The study’s strengths lie in its utilisation of pooled data from nationally representative samples, using internationally standardized methodology and locally validated questionnaires, and having a high response rate. However, several limitations must be acknowledged. Missing values were present for the birth weight outcome. For instance, as noted earlier, 28.5% of mothers could not report birth weight. For those whose birth weight was reported, they were subject to recall bias by the mothers. The maternal recall of number of antenatal visits [43], birth weight [44, 45], and their consumption of iron-folic acid [46] is subject to recall bias. We do not have further data to report the sensitivity and specificity of such recall in our study, but former studies from Nepal [44, 46] have demonstrated inaccuracies due to recall bias. However, in resource-poor settings such as Nepal, there are limited studies which can report better data. Therefore, this data collection method is still employed in the country. As mentioned in the methods section, other plausible confounding factors were omitted in our analyses. Firstly, we aimed to ascertain the joint association of ANC visits and iron-folic acid consumption with the LBW prevalence, accounting for the effects of established influencing factors. Secondly, being part of a broad national demographic and health survey, many specific pieces of information on pregnancy and lifestyle, e.g., maternal morbidity, gestational diabetes, previous history of preterm birth, dietary intake, iron-folic acid tolerance during pregnancy, air pollution, maternal stress factors, were not collected that would otherwise have been useful for inclusion in analyses. Thirdly, causal relationships could not be determined due to the cross-sectional nature of the NDHS.
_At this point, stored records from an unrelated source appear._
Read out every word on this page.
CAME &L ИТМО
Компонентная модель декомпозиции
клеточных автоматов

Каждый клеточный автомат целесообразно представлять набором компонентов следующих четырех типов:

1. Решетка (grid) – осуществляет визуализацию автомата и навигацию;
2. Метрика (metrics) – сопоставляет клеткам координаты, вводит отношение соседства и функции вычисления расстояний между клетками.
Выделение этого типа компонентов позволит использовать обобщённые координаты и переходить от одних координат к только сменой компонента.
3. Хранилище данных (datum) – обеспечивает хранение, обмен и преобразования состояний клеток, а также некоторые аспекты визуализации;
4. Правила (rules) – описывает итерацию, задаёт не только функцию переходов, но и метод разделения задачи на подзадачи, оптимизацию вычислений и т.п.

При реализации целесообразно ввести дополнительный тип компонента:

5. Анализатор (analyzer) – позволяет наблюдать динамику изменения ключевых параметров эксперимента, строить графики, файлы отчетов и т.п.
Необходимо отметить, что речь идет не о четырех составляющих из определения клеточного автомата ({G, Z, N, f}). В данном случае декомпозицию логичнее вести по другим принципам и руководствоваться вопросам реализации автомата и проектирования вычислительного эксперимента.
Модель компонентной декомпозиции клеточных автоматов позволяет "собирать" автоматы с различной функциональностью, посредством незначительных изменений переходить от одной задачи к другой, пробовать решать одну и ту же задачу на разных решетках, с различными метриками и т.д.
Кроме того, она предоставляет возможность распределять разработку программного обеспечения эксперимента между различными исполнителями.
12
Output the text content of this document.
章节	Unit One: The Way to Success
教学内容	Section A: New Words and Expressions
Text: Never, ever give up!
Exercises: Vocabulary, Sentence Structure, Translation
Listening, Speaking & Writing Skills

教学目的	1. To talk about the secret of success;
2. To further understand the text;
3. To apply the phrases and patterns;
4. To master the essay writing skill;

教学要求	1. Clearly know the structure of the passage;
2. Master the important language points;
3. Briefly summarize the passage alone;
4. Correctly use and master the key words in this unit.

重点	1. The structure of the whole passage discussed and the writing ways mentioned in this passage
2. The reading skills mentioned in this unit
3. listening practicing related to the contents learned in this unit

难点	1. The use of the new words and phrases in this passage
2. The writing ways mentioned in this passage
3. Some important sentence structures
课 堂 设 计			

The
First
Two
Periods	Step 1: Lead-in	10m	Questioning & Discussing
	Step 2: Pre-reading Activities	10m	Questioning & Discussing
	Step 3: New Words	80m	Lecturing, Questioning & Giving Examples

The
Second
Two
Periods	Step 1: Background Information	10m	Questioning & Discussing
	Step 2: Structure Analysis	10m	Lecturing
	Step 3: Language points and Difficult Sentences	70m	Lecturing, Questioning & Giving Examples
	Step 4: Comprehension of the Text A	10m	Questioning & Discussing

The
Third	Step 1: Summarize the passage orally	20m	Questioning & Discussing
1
Notwithstanding these limitations, the findings suggest an opportunity within the existing service delivery system to curtail the LBW problem by further promoting the benefits of ANC visits and iron-folic acid supplementation and strengthening their joint implementation. Likewise, building on the findings from another systematic review [22], additional supplements such as calcium, which have been reported useful in reducing the LBW burden, can be added as packaged interventions along with the existing ANC and iron-folic acid supplementations. Further longitudinal and life course research is needed to explore the causal mechanisms underpinning the higher incidence of LBW in Nepal and other low- and middle-income countries.

Conclusion

This study highlights the individual as well as joint influence of ANC visits and iron-folic acid supplementation on the prevalence of LBW. These interventions together were associated with a lower prevalence of LBW. This underscores the importance of strengthening the current National Safe Motherhood Programme concerning ANC and iron-folic acid supplementation. Traditionally viewed as maternal survival strategies, our findings indicate that these interventions can also enhance newborn survival. Given that these services are provided free of cost and are accessible within communities, there is a valuable opportunity for Nepal to leverage existing ANC and iron-folic acid supplementation activities in a more assertive way to improve birth outcomes. Efforts to increase the uptake of these services should be intensified, along with raising awareness of their critical role in preventing LBW. Further research should examine the opportunity to address modifiable risk factors such as the quality of services received during the ANC period and food security of pregnant women. It should also examine the potential for incorporating additional supplementations and interventions to better support mothers and families during pregnancy.